El barco en que subimos al día siguiente tenía una especial disposición: estaba dotado de ocho compartimientos con rejas de hierro en toda la extensión del frente, formando grandes jaulas con capacidad cada una para 100 reos. Las habían colocado unas frente a otras con un espacio entre sí, cuatro a babor y cuatro a estribor; en cada jaula había una abertura circular para el paso de una manguera metálica que podía arrojar agua fría o hirviendo, en caso de que hubiera un motín. Entre las dobles rejas intermedias de cada jaula, que medía unos seis metros, había varios vigilantes de día y de noche, quienes, además de traer cada uno el revólver reglamentario, estaban armados con carabinas.

Cuando el tiempo lo permitía, todos los ocupantes de una jaula subían a la vez al puente del barco a tomar el aire una media hora por la mañana, y al ser regresados a su encierro eran reemplazados sucesivamente por los reos de las otras jaulas.

Desde el principio de la guerra no había salido ningún barco para la Guayana. Por esa razón, con nosotros se encontraban presos que tenían varios años de reclusión. Durante la guerra, cuando los víveres estaban racionados, esos hombres padecieron mucho, principalmente hambre, y se encontraban debilitados al grado de que algunos no pudieron soportar el viaje y fueron llevados a la enfermería del barco, donde siete murieron. Cada vez que uno fallecía, el capellán del barco rezaba brevemente cerca del cadáver, el cual estaba metido en un saco con un peso de hierro amarrado en la abertura del mismo; después, el cuerpo era puesto sobre una plancha inclinada y de allí resbalaba para caer al mar. El barco, como saludo fúnebre, daba una vuelta en el lugar del suceso y seguía su ruta.

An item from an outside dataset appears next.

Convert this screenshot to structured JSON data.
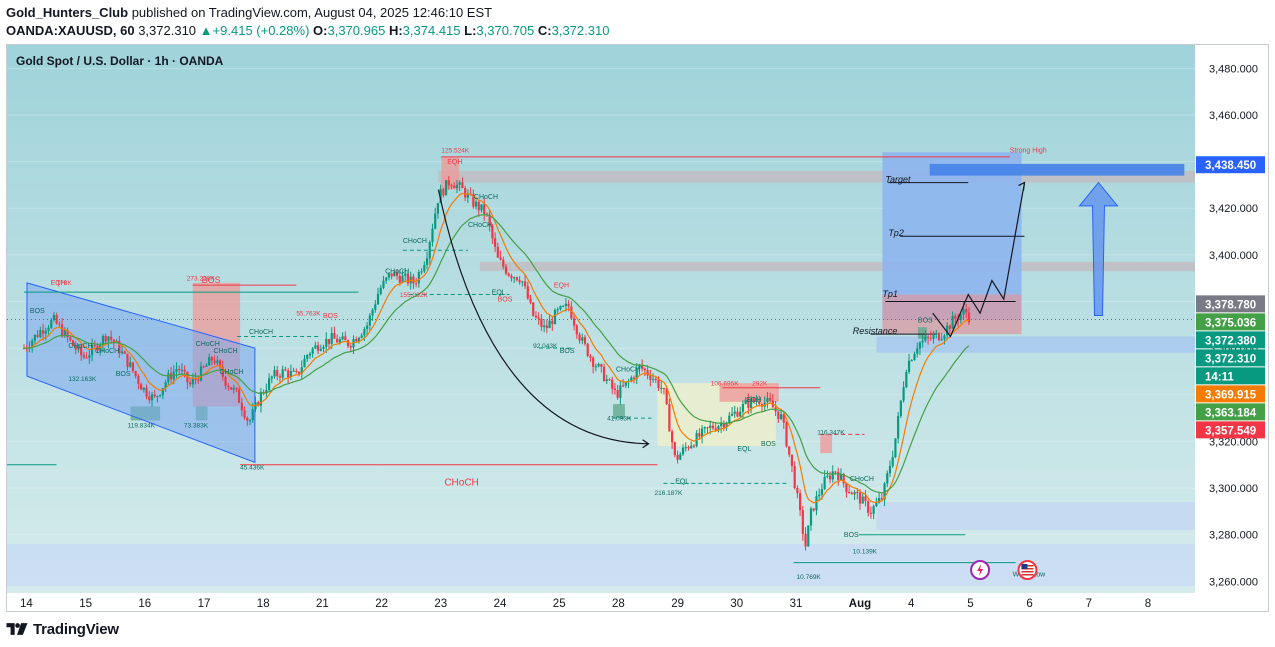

Teníamos una hamaca y un saco con nuestro equipaje personal y reglamentario; tres uniformes, uno de paño y dos de tela; los zapatos, cobija, camisas, toalla, objetos y ropa personal permitida por el reglamento. La comida era suficiente y bastante buena; puedo decir que durante el trayecto padecí muy poco, pues, al igual que Emilio, era joven y de constitución robusta.

Pasamos el día de Navidad y el primero de 1921 enjaulados como fieras, recordando los días de parrandas que juntos habíamos pasado. En la imaginación veíamos la ciudad llena de luz y de alegría; la mística iluminación de los tradicionales árboles de Navidad, símbolo del cristianismo y de la paz en la tierra; y los almacenes con su alumbrado multicolor, los aparadores repletos de vituallas y vinos, los Santa Claus con sus barbas de algodón y su vestuario rojo, distribuyendo juguetes entre los niños; los salones de baile, los cabaretes de moda y el torbellino de los lugares de diversión repletos de trasnochadores, hombres alegres y mujeres bonitas. Todo eso habíamos visto y gozado al lado de nuestras amantes en los años anteriores; pero ahora que nos encontrábamos dentro de una jaula, camino a uno de los presidios coloniales más temidos en el mundo, maldecía mi mala suerte y renegaba de todo; juraba que si algún día salía, regresaría en busca de esa mujer, quien me pagaría muy cara su delación.